Sunday, August 15, 2010

Dimensional analysis and natural units

I found a blog post that discusses dimensional analysis and introduces the concept of natural units - that is setting numerical constants to 1. This is supposed to make conceptualising equations easier and give a more physical meaning to them. I think this method would make doing the maths much easier when problem solving.

What do you guys think?



  1. Yeah, I've seen some physics were they use units like these, that are normalised to the value of certain constants. While it makes equations neater, I don't think there is any real advantage to this. Changing the standard unit system would be such a massive task that I don't think it would be worth it. Most constants are pretty easy to remember. And for those that aren't, I wrote a handy program on my calculator that sets the variables on my calculator to a long list of them.

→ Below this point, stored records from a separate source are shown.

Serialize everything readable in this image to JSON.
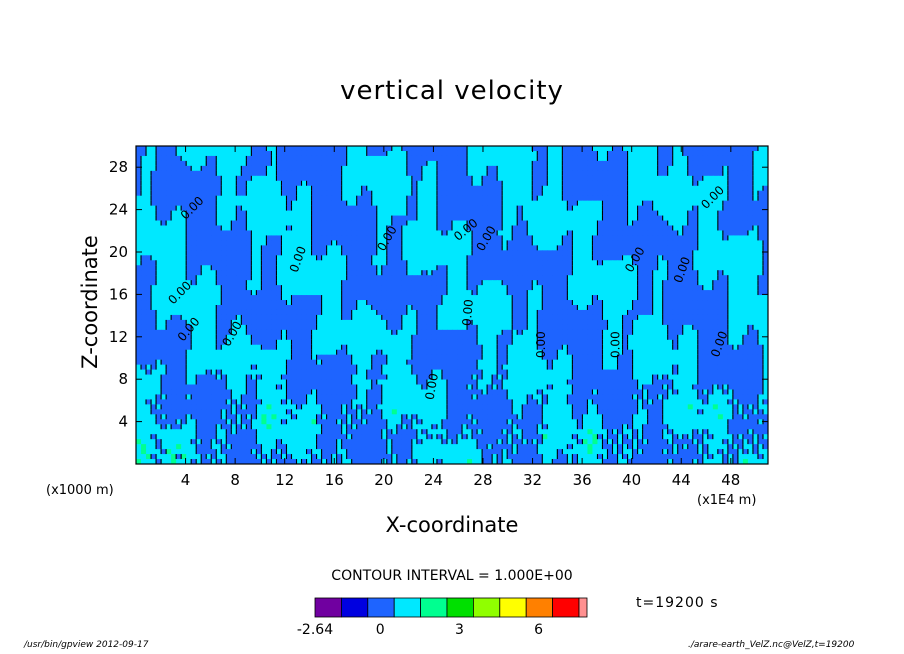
{
  "chart_data": {
    "type": "heatmap",
    "title": "vertical velocity",
    "xlabel": "X-coordinate",
    "ylabel": "Z-coordinate",
    "x_unit": "(x1E4 m)",
    "y_unit": "(x1000 m)",
    "xlim": [
      0,
      51
    ],
    "ylim": [
      0,
      30
    ],
    "x_ticks": [
      "4",
      "8",
      "12",
      "16",
      "20",
      "24",
      "28",
      "32",
      "36",
      "40",
      "44",
      "48"
    ],
    "y_ticks": [
      "4",
      "8",
      "12",
      "16",
      "20",
      "24",
      "28"
    ],
    "contour_label": "0.00",
    "contour_interval_text": "CONTOUR INTERVAL = 1.000E+00",
    "time_text": "t=19200 s",
    "colorbar": {
      "colors": [
        "#7000a0",
        "#0000e0",
        "#1e64ff",
        "#00e8ff",
        "#00ff90",
        "#00e000",
        "#90ff00",
        "#ffff00",
        "#ff8000",
        "#ff0000",
        "#ff9090"
      ],
      "tick_labels": [
        "-2.64",
        "0",
        "3",
        "6"
      ]
    }
  },
  "footer": {
    "left": "/usr/bin/gpview   2012-09-17",
    "right": "./arare-earth_VelZ.nc@VelZ,t=19200"
  }
}
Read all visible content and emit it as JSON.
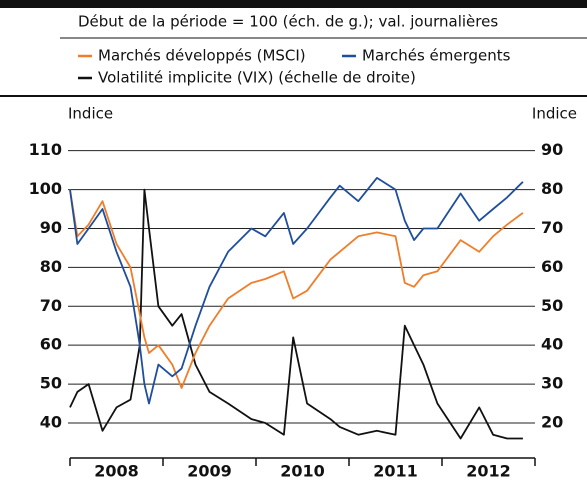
{
  "chart_data": {
    "type": "line",
    "subtitle": "Début de la période = 100 (éch. de g.); val. journalières",
    "ylabel": "Indice",
    "y2label": "Indice",
    "x": [
      2008.0,
      2008.08,
      2008.2,
      2008.35,
      2008.5,
      2008.65,
      2008.75,
      2008.8,
      2008.85,
      2008.95,
      2009.1,
      2009.2,
      2009.35,
      2009.5,
      2009.7,
      2009.95,
      2010.1,
      2010.3,
      2010.4,
      2010.55,
      2010.8,
      2010.9,
      2011.1,
      2011.3,
      2011.5,
      2011.6,
      2011.7,
      2011.8,
      2011.95,
      2012.2,
      2012.4,
      2012.55,
      2012.7,
      2012.87
    ],
    "xlim": [
      2008,
      2013
    ],
    "xticks": [
      2008,
      2009,
      2010,
      2011,
      2012,
      2013
    ],
    "xlabels": [
      {
        "value": 2008.5,
        "label": "2008"
      },
      {
        "value": 2009.5,
        "label": "2009"
      },
      {
        "value": 2010.5,
        "label": "2010"
      },
      {
        "value": 2011.5,
        "label": "2011"
      },
      {
        "value": 2012.5,
        "label": "2012"
      }
    ],
    "ylim": [
      31,
      113
    ],
    "yticks": [
      40,
      50,
      60,
      70,
      80,
      90,
      100,
      110
    ],
    "y2lim": [
      11,
      93
    ],
    "y2ticks": [
      20,
      30,
      40,
      50,
      60,
      70,
      80,
      90
    ],
    "grid": true,
    "series": [
      {
        "name": "Marchés développés (MSCI)",
        "color": "#f07d2a",
        "values": [
          100,
          88,
          91,
          97,
          86,
          80,
          68,
          62,
          58,
          60,
          55,
          49,
          58,
          65,
          72,
          76,
          77,
          79,
          72,
          74,
          82,
          84,
          88,
          89,
          88,
          76,
          75,
          78,
          79,
          87,
          84,
          88,
          91,
          94
        ]
      },
      {
        "name": "Marchés émergents",
        "color": "#1f4e9c",
        "values": [
          100,
          86,
          90,
          95,
          84,
          75,
          60,
          50,
          45,
          55,
          52,
          54,
          65,
          75,
          84,
          90,
          88,
          94,
          86,
          90,
          98,
          101,
          97,
          103,
          100,
          92,
          87,
          90,
          90,
          99,
          92,
          95,
          98,
          102
        ]
      },
      {
        "name": "Volatilité implicite (VIX) (échelle de droite)",
        "color": "#111111",
        "axis": "y2",
        "values": [
          24,
          28,
          30,
          18,
          24,
          26,
          40,
          80,
          70,
          50,
          45,
          48,
          35,
          28,
          25,
          21,
          20,
          17,
          42,
          25,
          21,
          19,
          17,
          18,
          17,
          45,
          40,
          35,
          25,
          16,
          24,
          17,
          16,
          16
        ]
      }
    ]
  }
}
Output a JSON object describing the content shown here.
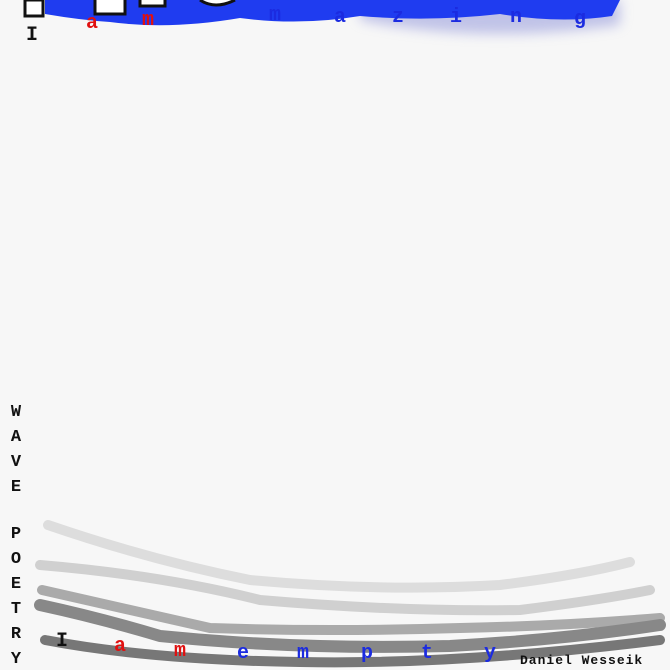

  2. I have spent some time over the last couple weeks thinking about the mess in electromagnetic units. Specifically, the difference between SI units, "electrostatic" CGS units and "electromagnetic" CGS units. It's maddening. Its nice to think there's a simpler system. This would probably be useful for derivations. On the other hand, if the fundamental constants are the base units in the natural system, and if they are not known to sufficient precision, wouldn't it be very hard to make accurate predictions for phenomena at intermediate scales? It may not be a good idea to assume that the fundamental constants are known to arbitrary accuracy (although many of them are known quite well...).

  3. Velocities are expressed as a fraction of c and have no units!?!
    I am definitely not one for the natural units. I have enough trouble doing dimensional analysis.